You can chalk up Catawiki, hailed by some as the “eBay of antiques,” as one business that is at least excited by the potential for new customers and revenue streams in the wake of the Brexit vote, according to a recent Bloomberg report.
The company, which Deloitte said was the fastest-growing tech startup in the world from 2011 to 2015, expects a bump in its British business as a result of the historic vote to compel the U.K. to leave the EU and is expanding its advertising efforts across much of Europe in order to take advantage of a wave of potential new buyers and sellers who may want to capitalize on the current economic instability in the European markets.
“Sellers in the U.K. are probably going to offer more products now,” Rene Schoenmakers, Catawiki’s CEO, told Bloomberg this week. “We have a really strong brand name for them to other countries in the EU where bids are made in euros. That’s extra interesting to them as they can get more money for their products.”
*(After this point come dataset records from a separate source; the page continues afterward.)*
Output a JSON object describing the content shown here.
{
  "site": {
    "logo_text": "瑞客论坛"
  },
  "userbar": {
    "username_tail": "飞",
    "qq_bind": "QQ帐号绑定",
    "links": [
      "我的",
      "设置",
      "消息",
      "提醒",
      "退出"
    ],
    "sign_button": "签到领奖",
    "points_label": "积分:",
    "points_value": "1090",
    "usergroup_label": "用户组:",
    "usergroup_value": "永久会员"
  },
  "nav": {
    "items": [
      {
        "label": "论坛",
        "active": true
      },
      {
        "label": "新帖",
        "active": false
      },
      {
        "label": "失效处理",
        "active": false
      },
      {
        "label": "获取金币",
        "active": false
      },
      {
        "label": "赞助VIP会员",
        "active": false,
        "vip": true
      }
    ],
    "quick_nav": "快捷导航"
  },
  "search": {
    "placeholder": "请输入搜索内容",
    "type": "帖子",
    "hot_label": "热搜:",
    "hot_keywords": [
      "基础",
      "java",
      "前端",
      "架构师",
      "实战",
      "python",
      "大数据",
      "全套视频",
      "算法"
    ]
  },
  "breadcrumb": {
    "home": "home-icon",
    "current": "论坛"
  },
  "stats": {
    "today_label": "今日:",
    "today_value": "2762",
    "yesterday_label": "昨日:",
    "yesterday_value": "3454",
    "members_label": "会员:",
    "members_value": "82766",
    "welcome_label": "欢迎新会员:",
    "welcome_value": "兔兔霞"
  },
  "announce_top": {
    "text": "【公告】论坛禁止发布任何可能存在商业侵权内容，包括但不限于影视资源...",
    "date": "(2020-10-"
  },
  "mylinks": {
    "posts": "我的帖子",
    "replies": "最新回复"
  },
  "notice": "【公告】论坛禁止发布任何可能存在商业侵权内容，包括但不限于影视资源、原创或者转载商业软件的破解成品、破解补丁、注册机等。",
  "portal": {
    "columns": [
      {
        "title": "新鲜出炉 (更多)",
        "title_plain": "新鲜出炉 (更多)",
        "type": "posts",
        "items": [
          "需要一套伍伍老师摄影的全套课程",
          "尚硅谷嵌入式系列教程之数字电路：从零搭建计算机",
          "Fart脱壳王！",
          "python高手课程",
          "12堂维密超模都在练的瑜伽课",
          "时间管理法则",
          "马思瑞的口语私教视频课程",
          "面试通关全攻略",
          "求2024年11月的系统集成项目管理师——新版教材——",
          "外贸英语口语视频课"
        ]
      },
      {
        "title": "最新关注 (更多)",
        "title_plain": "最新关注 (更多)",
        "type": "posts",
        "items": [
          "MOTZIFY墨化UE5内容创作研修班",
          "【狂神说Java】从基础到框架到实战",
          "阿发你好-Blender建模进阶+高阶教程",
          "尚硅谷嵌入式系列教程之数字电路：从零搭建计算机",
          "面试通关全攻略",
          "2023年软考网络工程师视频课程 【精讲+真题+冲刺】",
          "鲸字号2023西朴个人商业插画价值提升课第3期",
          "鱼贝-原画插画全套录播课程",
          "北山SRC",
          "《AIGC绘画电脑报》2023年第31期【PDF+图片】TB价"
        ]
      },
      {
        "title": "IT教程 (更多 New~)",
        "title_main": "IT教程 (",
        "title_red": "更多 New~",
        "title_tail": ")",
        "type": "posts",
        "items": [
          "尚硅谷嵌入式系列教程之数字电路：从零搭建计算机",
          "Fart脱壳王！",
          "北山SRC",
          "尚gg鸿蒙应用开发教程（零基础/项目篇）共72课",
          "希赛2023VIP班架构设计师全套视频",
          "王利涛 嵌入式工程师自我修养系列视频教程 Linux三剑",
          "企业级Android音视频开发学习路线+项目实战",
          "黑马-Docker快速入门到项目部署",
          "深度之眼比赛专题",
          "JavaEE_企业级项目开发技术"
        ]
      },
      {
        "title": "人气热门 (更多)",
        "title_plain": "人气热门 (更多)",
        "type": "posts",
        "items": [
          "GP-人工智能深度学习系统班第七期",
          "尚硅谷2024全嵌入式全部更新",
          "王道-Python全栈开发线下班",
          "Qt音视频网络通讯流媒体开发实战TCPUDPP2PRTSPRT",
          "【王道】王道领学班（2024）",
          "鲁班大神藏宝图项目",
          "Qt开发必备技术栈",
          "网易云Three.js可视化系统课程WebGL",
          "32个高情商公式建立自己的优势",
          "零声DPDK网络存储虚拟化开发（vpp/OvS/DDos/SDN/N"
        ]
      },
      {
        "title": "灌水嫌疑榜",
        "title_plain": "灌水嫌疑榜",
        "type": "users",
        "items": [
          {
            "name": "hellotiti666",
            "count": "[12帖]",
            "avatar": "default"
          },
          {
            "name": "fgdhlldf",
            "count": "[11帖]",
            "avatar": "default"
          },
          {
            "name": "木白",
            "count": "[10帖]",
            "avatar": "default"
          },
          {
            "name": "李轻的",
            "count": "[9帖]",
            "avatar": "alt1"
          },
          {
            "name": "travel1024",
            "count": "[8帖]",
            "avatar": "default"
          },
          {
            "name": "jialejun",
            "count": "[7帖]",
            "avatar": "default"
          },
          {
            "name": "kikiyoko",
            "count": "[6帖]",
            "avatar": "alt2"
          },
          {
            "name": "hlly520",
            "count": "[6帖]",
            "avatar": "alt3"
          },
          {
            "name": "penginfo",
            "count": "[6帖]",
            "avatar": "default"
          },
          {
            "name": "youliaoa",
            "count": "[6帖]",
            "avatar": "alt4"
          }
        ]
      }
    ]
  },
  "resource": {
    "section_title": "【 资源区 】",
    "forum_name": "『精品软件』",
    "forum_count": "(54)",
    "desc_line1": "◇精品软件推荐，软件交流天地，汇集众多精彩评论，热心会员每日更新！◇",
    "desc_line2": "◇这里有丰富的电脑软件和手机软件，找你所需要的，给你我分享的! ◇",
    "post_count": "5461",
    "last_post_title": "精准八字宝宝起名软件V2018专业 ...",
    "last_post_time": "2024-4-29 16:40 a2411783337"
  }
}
Schoenmakers and the Dutch-based Catawiki are banking on the fact that, with the pound at its weakest level in decades against the dollar since the Brexit vote and also trading at its lowest against the euro since 2013, many U.K. residents will take this opportunity to sell “high” on items they may have been reluctant to in the past.
The Brexit vote also left many in Britain unsure about their and their country’s economic future, so many might be more willing than ever to part with valuable collectible items, like jewelry, artwork, rare stamps, coins or hard-to-find classic cars, if it means they can make a larger profit on it.
Think of Catawiki as sort of a high-end eBay. The company holds “weekly auctions for special objects” and uses a team of trained auctioneers to auction off about 30,000 lots per week, selling everything from engagement rings to Rolling Stones memorabilia to yachts (there’s a maximum price limit of €200,000 per lot the site will accept).
Catawiki says about 12 million users visit its site each month.